33:2 with the ten-string Lit., “with a harp of ten”
33:5 of the care of the Lord This object phrase is emphasized because it precedes verb and subject (“the earth is full”). At the same time, the Lord’s care momentarily feels like an extension of the description of the Lord in the first half of the verse, “who loves the just | and the right.”
33:7 in the cellars The fanciful expression captures the underground location of “the deeps” as well as the actions of amassing and storing for later.
33:8-9 they stand amazed… all who sit… and so it stood The verb yaguru is the word for sojourning, but also for fear and amazement (cf. Ps. 22:23, where, as here, it parallels yira’). Because sitting and standing both imply dwelling, there’s a curious texture to this stanza. It literally describes the erecting of order out of the chaos of verses 6 and 7. At the same time, it moves from verbs for settling migration to settlement to rooting.
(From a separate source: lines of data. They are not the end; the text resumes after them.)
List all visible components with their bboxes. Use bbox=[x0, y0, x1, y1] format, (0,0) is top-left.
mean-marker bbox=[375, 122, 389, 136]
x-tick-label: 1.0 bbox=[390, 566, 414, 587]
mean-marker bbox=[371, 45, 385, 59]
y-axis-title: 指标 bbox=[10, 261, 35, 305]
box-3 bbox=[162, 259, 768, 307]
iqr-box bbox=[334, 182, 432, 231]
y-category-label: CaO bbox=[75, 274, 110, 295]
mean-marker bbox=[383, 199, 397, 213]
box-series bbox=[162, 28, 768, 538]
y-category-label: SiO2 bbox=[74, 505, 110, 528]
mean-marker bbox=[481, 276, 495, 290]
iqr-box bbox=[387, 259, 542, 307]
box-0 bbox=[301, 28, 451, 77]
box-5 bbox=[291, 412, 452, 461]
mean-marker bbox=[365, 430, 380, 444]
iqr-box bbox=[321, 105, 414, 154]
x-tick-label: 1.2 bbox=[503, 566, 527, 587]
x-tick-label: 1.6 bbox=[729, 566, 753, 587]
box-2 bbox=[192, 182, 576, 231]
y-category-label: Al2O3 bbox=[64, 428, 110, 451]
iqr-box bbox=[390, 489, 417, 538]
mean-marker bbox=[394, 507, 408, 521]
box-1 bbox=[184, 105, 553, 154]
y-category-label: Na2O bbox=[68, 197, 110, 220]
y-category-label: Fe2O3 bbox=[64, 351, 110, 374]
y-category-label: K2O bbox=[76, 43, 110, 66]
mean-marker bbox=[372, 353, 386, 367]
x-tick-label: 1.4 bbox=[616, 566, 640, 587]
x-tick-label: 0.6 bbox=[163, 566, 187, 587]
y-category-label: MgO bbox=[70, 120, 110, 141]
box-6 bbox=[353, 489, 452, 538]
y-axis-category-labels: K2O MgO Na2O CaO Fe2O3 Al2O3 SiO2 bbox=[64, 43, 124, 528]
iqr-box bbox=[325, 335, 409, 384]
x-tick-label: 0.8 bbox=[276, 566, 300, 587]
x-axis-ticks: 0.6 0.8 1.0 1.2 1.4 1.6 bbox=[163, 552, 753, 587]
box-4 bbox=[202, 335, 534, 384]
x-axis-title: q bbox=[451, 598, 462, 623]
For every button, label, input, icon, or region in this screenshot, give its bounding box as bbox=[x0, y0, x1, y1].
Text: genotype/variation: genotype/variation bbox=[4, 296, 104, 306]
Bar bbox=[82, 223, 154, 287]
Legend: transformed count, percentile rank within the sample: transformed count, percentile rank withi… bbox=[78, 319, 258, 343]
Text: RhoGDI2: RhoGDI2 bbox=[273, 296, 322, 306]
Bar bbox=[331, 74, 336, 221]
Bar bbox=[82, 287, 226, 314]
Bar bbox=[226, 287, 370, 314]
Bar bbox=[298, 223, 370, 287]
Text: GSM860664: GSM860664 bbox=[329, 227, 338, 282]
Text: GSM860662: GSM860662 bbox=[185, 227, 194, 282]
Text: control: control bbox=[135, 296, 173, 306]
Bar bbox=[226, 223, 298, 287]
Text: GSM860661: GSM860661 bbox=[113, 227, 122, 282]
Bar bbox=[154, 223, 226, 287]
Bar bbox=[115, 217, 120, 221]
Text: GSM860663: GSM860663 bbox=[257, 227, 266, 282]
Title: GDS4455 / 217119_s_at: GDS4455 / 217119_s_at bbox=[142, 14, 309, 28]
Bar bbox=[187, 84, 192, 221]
33:10 the others’ plans… peoples’ plots These possessive constructions pair common synonyms for intentions (the nuclei of the genitive phrases) and common synonyms for other ethnic and cultural groups (the modifiers). While sometimes the Israelites are included among the goyim (usually rendered as “the nations”), more often the term refers to peoples other than the Israelites, hence “the others.”